REVERE — Four days before they go to the polls to vote for or reject a proposed Suffolk Downs casino, local residents drew sharp contrasts between a casino’s job-creating power and what critics called the potential for crime to follow gambling into the city.
Voters like Michael Benevento and Cheryl Frye think next Tuesday’s local vote to approve or reject Suffolk and Mohegan Sun’s proposed casino partnership will be much closer than the nearly 60 percent pro-casino vote last November.
“It’s just my feeling about how people are talking,” said Benevento.
The subject is hard to avoid with a banner strung across Broadway in front of City Hall reading: “Please vote on election day.”
Benevento thinks introducing gambling at Suffolk Downs will spur development in the city, but gambling opponent Frye said she is worried about the “crime factor” she thinks is associated with casino gambling.
“I’ve been against it from the start,” Frye said.
The state Gaming Commission’s current schedule calls for the five-member commission to license up to three resort casinos in Massachusetts by May 30. Revere and Everett are competing sites for an Eastern Massachusetts casino.
Revere voters supported a Suffolk casino in last November’s vote, but East Boston residents rejected the gambling proposal, setting the stage for Suffolk and Mohegan executives to announce plans to build a $1.3 billion gambling complex only in Revere.
Steven Moscato thinks the ideal Massachusetts casino site is a semi-rural location off a major highway, but he thinks Revere voters will approve a Suffolk casino site.
“I’d say it’s 50-50 how it will help the city: There are jobs — part-time ones at least — and the downside is crime and traffic,” Moscato said.
Casino supporter Peggy Ferreira said a “no” vote against a Revere casino means gambling dollars spent by local and area residents will continue to flow to casinos in other states.
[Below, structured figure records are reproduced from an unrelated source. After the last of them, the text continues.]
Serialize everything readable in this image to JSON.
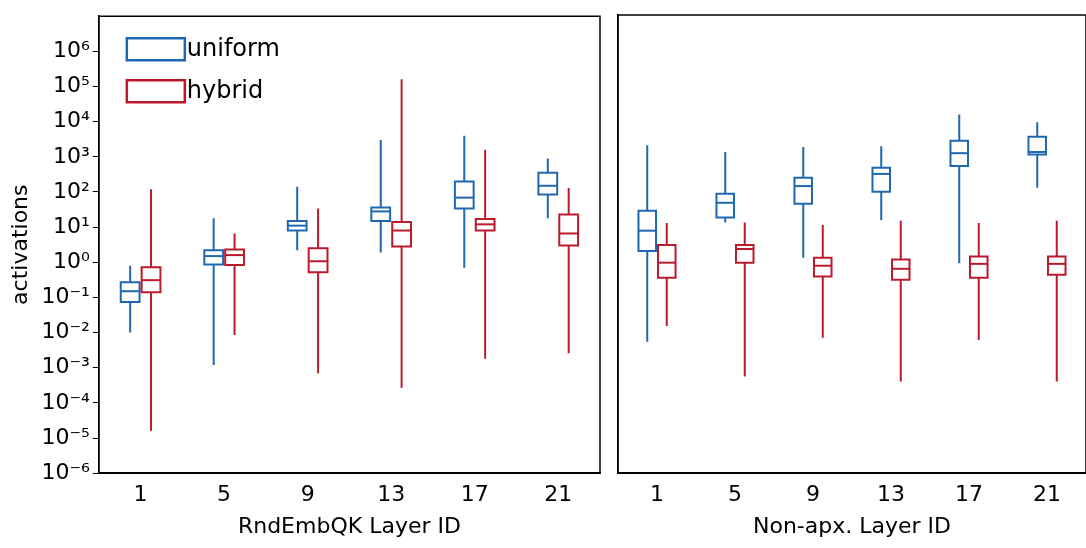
{
  "chart_data": [
    {
      "type": "box",
      "xlabel": "RndEmbQK Layer ID",
      "ylabel": "activations",
      "categories": [
        "1",
        "5",
        "9",
        "13",
        "17",
        "21"
      ],
      "log": "y",
      "ylim": [
        1e-06,
        10000000.0
      ],
      "yticks": [
        {
          "value": 1e-06,
          "label": "10⁻⁶"
        },
        {
          "value": 1e-05,
          "label": "10⁻⁵"
        },
        {
          "value": 0.0001,
          "label": "10⁻⁴"
        },
        {
          "value": 0.001,
          "label": "10⁻³"
        },
        {
          "value": 0.01,
          "label": "10⁻²"
        },
        {
          "value": 0.1,
          "label": "10⁻¹"
        },
        {
          "value": 1,
          "label": "10⁰"
        },
        {
          "value": 10,
          "label": "10¹"
        },
        {
          "value": 100,
          "label": "10²"
        },
        {
          "value": 1000,
          "label": "10³"
        },
        {
          "value": 10000,
          "label": "10⁴"
        },
        {
          "value": 100000,
          "label": "10⁵"
        },
        {
          "value": 1000000,
          "label": "10⁶"
        }
      ],
      "legend": "top left",
      "grid": false,
      "series": [
        {
          "name": "uniform",
          "color": "#1f68b0",
          "boxes": [
            {
              "low": 0.01,
              "q1": 0.074,
              "median": 0.15,
              "q3": 0.27,
              "high": 0.8
            },
            {
              "low": 0.0012,
              "q1": 0.87,
              "median": 1.5,
              "q3": 2.2,
              "high": 18
            },
            {
              "low": 2.2,
              "q1": 8,
              "median": 11,
              "q3": 15,
              "high": 140
            },
            {
              "low": 1.9,
              "q1": 15,
              "median": 28,
              "q3": 36,
              "high": 3000
            },
            {
              "low": 0.7,
              "q1": 34,
              "median": 69,
              "q3": 200,
              "high": 4000
            },
            {
              "low": 18,
              "q1": 85,
              "median": 150,
              "q3": 350,
              "high": 900
            }
          ]
        },
        {
          "name": "hybrid",
          "color": "#bb1a2c",
          "boxes": [
            {
              "low": 1.6e-05,
              "q1": 0.14,
              "median": 0.31,
              "q3": 0.72,
              "high": 120
            },
            {
              "low": 0.0085,
              "q1": 0.83,
              "median": 1.6,
              "q3": 2.3,
              "high": 6.6
            },
            {
              "low": 0.0007,
              "q1": 0.52,
              "median": 1.07,
              "q3": 2.5,
              "high": 34
            },
            {
              "low": 0.00027,
              "q1": 2.8,
              "median": 8,
              "q3": 14,
              "high": 160000
            },
            {
              "low": 0.0018,
              "q1": 8,
              "median": 12,
              "q3": 17,
              "high": 1600
            },
            {
              "low": 0.0026,
              "q1": 3,
              "median": 6.6,
              "q3": 23,
              "high": 130
            }
          ]
        }
      ]
    },
    {
      "type": "box",
      "xlabel": "Non-apx. Layer ID",
      "categories": [
        "1",
        "5",
        "9",
        "13",
        "17",
        "21"
      ],
      "log": "y",
      "ylim": [
        1e-06,
        10000000.0
      ],
      "tick_labels": "x",
      "yticks": [
        {
          "value": 1e-06,
          "label": null
        },
        {
          "value": 1e-05,
          "label": null
        },
        {
          "value": 0.0001,
          "label": null
        },
        {
          "value": 0.001,
          "label": null
        },
        {
          "value": 0.01,
          "label": null
        },
        {
          "value": 0.1,
          "label": null
        },
        {
          "value": 1,
          "label": null
        },
        {
          "value": 10,
          "label": null
        },
        {
          "value": 100,
          "label": null
        },
        {
          "value": 1000,
          "label": null
        },
        {
          "value": 10000,
          "label": null
        },
        {
          "value": 100000,
          "label": null
        },
        {
          "value": 1000000,
          "label": null
        }
      ],
      "grid": false,
      "series": [
        {
          "color": "#1f68b0",
          "boxes": [
            {
              "low": 0.0054,
              "q1": 2,
              "median": 7.6,
              "q3": 28,
              "high": 2000
            },
            {
              "low": 13,
              "q1": 18,
              "median": 47,
              "q3": 85,
              "high": 1300
            },
            {
              "low": 1.3,
              "q1": 44,
              "median": 140,
              "q3": 240,
              "high": 1800
            },
            {
              "low": 15,
              "q1": 96,
              "median": 310,
              "q3": 460,
              "high": 1900
            },
            {
              "low": 0.9,
              "q1": 520,
              "median": 1200,
              "q3": 2700,
              "high": 15000
            },
            {
              "low": 125,
              "q1": 1100,
              "median": 1300,
              "q3": 3500,
              "high": 9000
            }
          ]
        },
        {
          "color": "#bb1a2c",
          "boxes": [
            {
              "low": 0.015,
              "q1": 0.35,
              "median": 0.94,
              "q3": 3,
              "high": 12.6
            },
            {
              "low": 0.00055,
              "q1": 0.94,
              "median": 2.3,
              "q3": 3,
              "high": 13
            },
            {
              "low": 0.007,
              "q1": 0.38,
              "median": 0.77,
              "q3": 1.3,
              "high": 11
            },
            {
              "low": 0.0004,
              "q1": 0.31,
              "median": 0.63,
              "q3": 1.15,
              "high": 14.5
            },
            {
              "low": 0.006,
              "q1": 0.35,
              "median": 0.87,
              "q3": 1.4,
              "high": 12.6
            },
            {
              "low": 0.0004,
              "q1": 0.43,
              "median": 0.87,
              "q3": 1.4,
              "high": 14.5
            }
          ]
        }
      ]
    }
  ]
}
She remembers the golden age of local race wagering when Wonderland Greyhound Park and Suffolk Downs drew crowds to the two tracks.
“We’ve had the dogs and the horses — what’s the problem?” she said.
The problem, in Roman Irby’s view, is that a casino could “bring a lot of trouble to the city,” including drug dealing, said Irby.
Benevento said casino opponents are contacting voters on the eve of the Feb. 25 vote. Casino proponent organizations, including Revere Says Yes and Friends of Mohegan Sun, are holding rallies this weekend, according to a Suffolk-Mohegan press statement.
Saber Abougalala said he does not gamble in line with his Islamic faith, but the Revere businessman said money generated by casino gambling will benefit local businesses and create jobs. In Andrew James’ view, a local vote against a Revere casino means money made from gambling will most likely go to Everett where a competing casino proposal is under commission review.
Benevento and resident Michelle Ciano said the upcoming casino vote has triggered strong feelings among people they know.
“I think there’s a lot of mixed emotions,” she said.